Further growth would prove difficult at the North Campus, however, because this “surging space” was already suffering from a lack of parking, and the situation would only get worse. Students had to return to the main campus for electives, and the distance from North Campus, about four miles, was not conducive to walking. Administrators debated lengthening the time period between classes to twenty minutes, but eventually decided to bus students to and from the campuses instead. 
When he visited the Nort Campus site in 1972, Freshman President Ronny Acker called it “anti-educational in spirit” and “judged [it] potentially disastrous to the aesthetic evolution of the student’s mind.”  The university allotted funds for renovations, and although the School of Fine and Performing Arts seemed to appreciate the facilities, many members of the School of Business Administration expressed growing discontent. They cited the “decrepit high school building where the lights are too dim, rooms are too hot, business facilities (especially the computer room) woefully inadequate and classrooms too crowded” among their chief complaints.  They also believed that there were too few teachers and were upset that the North Campus and its students and faculty had received no coverage in the Advocate, the student yearbook, the previous year. The yearbook’s editor said that issue would be corrected, and senior business students Jeff Hetrick and John Willet formed the North Campus Improvements Committee to help address the students’ concerns, which they felt were especially relevant because “[business students] account for nearly one-fourth of the student body, yet we are awarded a mere 12% of available funds.”  While the university sought to appease some requests, one problem they could not fix was a widely-held conviction: “It’s [North Campus is] kind of closed off from everybody. They ignore us…we’re over here by ourselves.”  That issue remained unresolved until George Mason brought all students from North Campus back to the Fairfax Campus. North Campus was later sold to the Catholic Diocese of Arlington to become Pope Paul VI High School in 1983.

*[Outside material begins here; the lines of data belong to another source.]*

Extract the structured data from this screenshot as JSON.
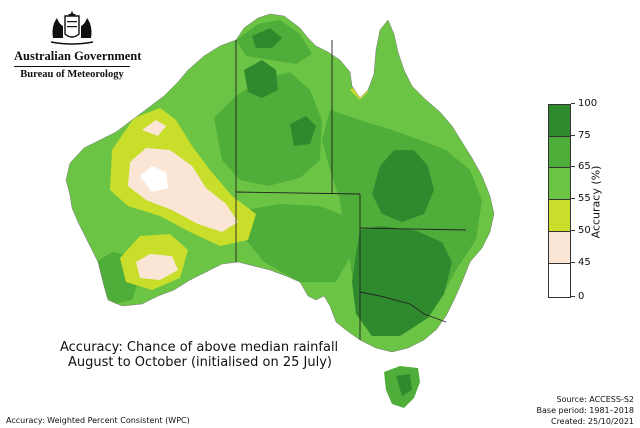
{
  "header": {
    "government": "Australian Government",
    "agency": "Bureau of Meteorology"
  },
  "legend": {
    "title": "Accuracy (%)",
    "ticks": [
      "100",
      "75",
      "65",
      "55",
      "50",
      "45",
      "0"
    ],
    "bands": [
      {
        "range": "75-100",
        "color": "#2f8a2e"
      },
      {
        "range": "65-75",
        "color": "#4fae3a"
      },
      {
        "range": "55-65",
        "color": "#6cc445"
      },
      {
        "range": "50-55",
        "color": "#c8de2a"
      },
      {
        "range": "45-50",
        "color": "#fbe6d6"
      },
      {
        "range": "0-45",
        "color": "#ffffff"
      }
    ]
  },
  "title": {
    "line1": "Accuracy: Chance of above median rainfall",
    "line2": "August to October (initialised on 25 July)"
  },
  "meta": {
    "source": "Source: ACCESS-S2",
    "base_period": "Base period: 1981–2018",
    "created": "Created: 25/10/2021"
  },
  "footnote": "Accuracy: Weighted Percent Consistent (WPC)"
}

During the North Campus period, Acting President Dr. Robert Krug suggested further expansion in Arlington with the establishment of an East Campus which would be similar in size and function to the North Campus.  And like North Campus, and Bailey’s Crossroads fifteen years before, it might be the acquisition of an older abandoned school building. It was an idea that he did not see come to fruition during his tenure. His Arlington initiative, however, overlapped with another project, the acquisition of a law school there, which was approved by the Virginia General Assembly in 1979.
Although the North and Arlington Campuses would serve very different purposes, they both served as a testament to increasingly important aspects of George Mason’s identity: academic and geographic expansion and the eagerness to introduce new and innovative programs.